Our study design was in conjunction with the Baby Friendly Initiative. Parents were approached to take part in the RCT only after they, independently, had started to exclusively formula feed their infants and they had no knowledge of the RCT prior to this. This protected the process of establishing breastfeeding, which is more complex in LMPT infants42. Families who joined the cohort made their own decisions about duration and exclusivity of breastfeeding.

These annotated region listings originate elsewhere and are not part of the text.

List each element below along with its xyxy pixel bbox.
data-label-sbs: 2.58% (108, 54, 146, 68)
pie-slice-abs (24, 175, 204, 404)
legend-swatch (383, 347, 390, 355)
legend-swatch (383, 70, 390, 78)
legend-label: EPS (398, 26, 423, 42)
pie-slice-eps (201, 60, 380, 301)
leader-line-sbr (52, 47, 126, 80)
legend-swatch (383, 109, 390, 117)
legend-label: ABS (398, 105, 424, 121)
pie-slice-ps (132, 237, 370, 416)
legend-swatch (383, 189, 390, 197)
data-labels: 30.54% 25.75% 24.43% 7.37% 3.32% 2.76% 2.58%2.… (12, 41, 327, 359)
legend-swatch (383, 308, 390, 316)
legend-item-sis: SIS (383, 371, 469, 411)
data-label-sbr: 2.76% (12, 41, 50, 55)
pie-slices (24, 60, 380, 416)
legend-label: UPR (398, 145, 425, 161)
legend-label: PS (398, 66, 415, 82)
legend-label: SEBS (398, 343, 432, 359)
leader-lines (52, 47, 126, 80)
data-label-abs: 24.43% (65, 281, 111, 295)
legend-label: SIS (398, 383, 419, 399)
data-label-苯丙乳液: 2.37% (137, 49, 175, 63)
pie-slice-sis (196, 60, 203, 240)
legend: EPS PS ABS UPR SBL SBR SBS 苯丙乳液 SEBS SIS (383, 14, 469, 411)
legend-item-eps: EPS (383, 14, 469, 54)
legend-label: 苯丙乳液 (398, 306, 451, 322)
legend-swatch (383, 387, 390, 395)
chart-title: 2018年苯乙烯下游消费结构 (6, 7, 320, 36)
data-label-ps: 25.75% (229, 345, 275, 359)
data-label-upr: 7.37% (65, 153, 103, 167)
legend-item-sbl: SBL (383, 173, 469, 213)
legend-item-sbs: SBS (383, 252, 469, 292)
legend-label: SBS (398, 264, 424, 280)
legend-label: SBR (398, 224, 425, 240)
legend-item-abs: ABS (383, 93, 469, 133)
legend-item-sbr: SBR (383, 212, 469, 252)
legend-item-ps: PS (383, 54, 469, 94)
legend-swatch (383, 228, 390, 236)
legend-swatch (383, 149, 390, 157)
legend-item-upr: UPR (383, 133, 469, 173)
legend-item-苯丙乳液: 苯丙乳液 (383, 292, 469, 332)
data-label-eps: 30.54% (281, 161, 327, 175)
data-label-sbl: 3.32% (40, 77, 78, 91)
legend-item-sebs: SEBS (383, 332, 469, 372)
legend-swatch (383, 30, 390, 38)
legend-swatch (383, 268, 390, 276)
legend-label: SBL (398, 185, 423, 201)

However, there were certain limitations to our study. The final number of participants was significantly smaller than intended due to a low consent rate of formula feeding infants and, the COVID pandemic which prevented face-to-face follow-up and resulted in early termination of recruitment. Also, there were attrition losses early in the study, before the cut-off age of 4 weeks corrected age, which did not allow us to discuss with the parents and recruit more infants in the RCT. To improve recruitment, we adapted the inclusion criteria by allowing a higher birth weight (up to 3 kg) and older age at randomization (up to 4 weeks after TEA). As a consequence, 6 infants had a birth weight >2.5 kg (4 in control group and 2 in the Concept group), although the mean birth weight remained well below 2.5 kg for both intervention groups (Table 1). Thirteen infants were randomized in the RCT after TEA (8 in the control group and 5 in the Concept group), of which only 4 were randomized a week or more after TEA and the mean corrected gestation of randomization remained <40 weeks for both groups (Table 1). Therefore, we believe that the amendment of the inclusion criteria had limited impact on the overall cohort characteristics. The small number of participants did not allow us to perform the originally planned statistical analysis27 or to stratify the results as planned or perform an adjusted regression analysis, for example taking sex or gestational age into account. We also noted a low rate of families completing the 7-day-diary (49% families in total, Supplementary Table 4). Finally, the two-step approach and inclusion in the RCT, meant that infants were randomized close to TEA. Although the type of feeding milk prior to this can be a confounding factor as it may impact some growth and body composition, preserving the Baby Friendly Initiative was a priority.

In conclusion, our findings suggest that the concept formula supports adequate weight gain in LMPT infants and was well tolerated. Our findings should be taken with caution, in view of the small population size, and high-quality, adequately powered RCTs are required. However, they suggest that the concept IF could be a safe alternative for LMPT infants whose parents have decided to formula feed.